Jagang glared at her. "Well, what is it, then?"
"A matter of something I agreed to obtain for you."
She lifted out something that she'd had under her arm. Jennsen hadn't seen it because it was so black that it was almost impossible to see in the dimly lit tent, to say nothing of being held against her black dress.
As he stared at the thing she held out, his mood began to brighten.
Jagang's eyes were black. Six's dress was black. Midnight on a moonless night in a cave in a thick forest was black. None of those things, though, could compare to the black of what the woman was holding. It was black beyond anything Jennsen had ever seen before. The thought occurred to her that when a person died, that was the kind of blackness that must enshroud them.
Jagang stared, his eyes wide with delight, a smile settling into his features. "The third box . . ."
Six didn't look to share his abrupt good humor. "I have kept my bargain."
"So you have," Jagang said as he reverently lifted the box from her. "So you have."
He finally set the inky black box on a chest. "What of the other matters?" he asked over a shoulder.
"I burned into their forces, scattering them. I have eliminated patrols when I found them. I scouted the routes for supply trains and insured that they could safely pass."
"Yes, they have been getting through-and none too soon."
"It will be vastly better simply to end this," the woman said. "Have you been able to find the true copy of The Book of Counted Shadows!"
"No." He grinned. "I believe, though, that I have the original."
She gazed at him for a long time, as if weighing the truth of his words, or maybe just wondering if he was drunk.
"You believe you have found the original?" A humorless smile spread on her thin lips. "Why don't you simply use your Confessor?"
"We had some . . . trouble. She managed to escape."
Whatever Six was thinking she didn't reveal it on her gaunt face. "Well, she is of limited use to you anyway."
Jagang's expression darkened. "Limited use or not, I have plans for her. Do you think you could find her and bring her to me? I would make it worth your while."
Six shrugged. "If you wish. Let me see the book."
Jagang went to a chest and pulled open a drawer. He recovered the book and handed it to her. Six held it between the flats of her hands for a long moment.
"Let me see the others."
Jagang went to a different drawer in the chest and pulled out three more books, all looking to be the same size. He laid them side by side on a marble-topped table, then set an oil lamp beside them.

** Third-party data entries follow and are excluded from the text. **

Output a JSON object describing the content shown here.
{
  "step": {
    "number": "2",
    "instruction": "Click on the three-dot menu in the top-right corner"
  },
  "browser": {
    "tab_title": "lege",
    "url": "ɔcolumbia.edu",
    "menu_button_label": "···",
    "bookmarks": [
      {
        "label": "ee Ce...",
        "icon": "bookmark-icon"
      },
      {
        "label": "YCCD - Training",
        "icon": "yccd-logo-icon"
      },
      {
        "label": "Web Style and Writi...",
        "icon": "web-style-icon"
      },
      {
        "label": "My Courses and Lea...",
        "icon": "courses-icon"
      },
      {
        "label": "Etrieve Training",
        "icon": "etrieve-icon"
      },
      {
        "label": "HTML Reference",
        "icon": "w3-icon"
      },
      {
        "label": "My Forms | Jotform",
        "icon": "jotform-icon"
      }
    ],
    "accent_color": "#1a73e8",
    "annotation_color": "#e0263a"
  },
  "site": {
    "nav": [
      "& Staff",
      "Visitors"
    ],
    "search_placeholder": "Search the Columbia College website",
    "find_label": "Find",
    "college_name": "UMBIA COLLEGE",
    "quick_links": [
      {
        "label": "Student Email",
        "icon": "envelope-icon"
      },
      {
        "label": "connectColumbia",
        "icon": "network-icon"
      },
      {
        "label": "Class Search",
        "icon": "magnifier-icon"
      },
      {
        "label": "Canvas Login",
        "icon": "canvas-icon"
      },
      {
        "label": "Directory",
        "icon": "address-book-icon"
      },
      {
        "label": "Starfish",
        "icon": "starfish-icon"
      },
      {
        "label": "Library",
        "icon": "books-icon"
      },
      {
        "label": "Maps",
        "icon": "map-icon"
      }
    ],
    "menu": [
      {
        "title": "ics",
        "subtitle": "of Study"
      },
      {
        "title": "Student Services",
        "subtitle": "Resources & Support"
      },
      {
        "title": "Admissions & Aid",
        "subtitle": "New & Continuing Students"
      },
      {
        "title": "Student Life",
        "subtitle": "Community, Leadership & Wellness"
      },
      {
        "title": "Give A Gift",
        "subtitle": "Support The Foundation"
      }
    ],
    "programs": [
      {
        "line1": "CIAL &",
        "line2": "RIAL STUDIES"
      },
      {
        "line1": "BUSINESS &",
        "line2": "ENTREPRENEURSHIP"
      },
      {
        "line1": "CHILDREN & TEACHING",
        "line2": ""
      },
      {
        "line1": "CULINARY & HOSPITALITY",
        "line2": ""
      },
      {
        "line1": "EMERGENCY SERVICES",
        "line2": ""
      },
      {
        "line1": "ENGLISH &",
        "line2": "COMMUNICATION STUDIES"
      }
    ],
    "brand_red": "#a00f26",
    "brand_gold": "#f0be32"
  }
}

Six glided close, her arms folded, peering down at the three books one at a time. She placed the tips of her long, thin fingers on one of them. Her hand moved to a second book, pausing on it before finally going on to the third.
She gestured to the books on the table. "These three came after." She pulled the original book he'd given her out from where she was holding it under an arm and waggled it before setting it down atop the other three. "This one came first."
"Came first-as in original? Can you be sure?"
"I don't take foolish chances. If it were a false copy, and because of that your Sister opened the wrong box, then I would lose everything I have planned and worked for and, considering my part in this, even my life."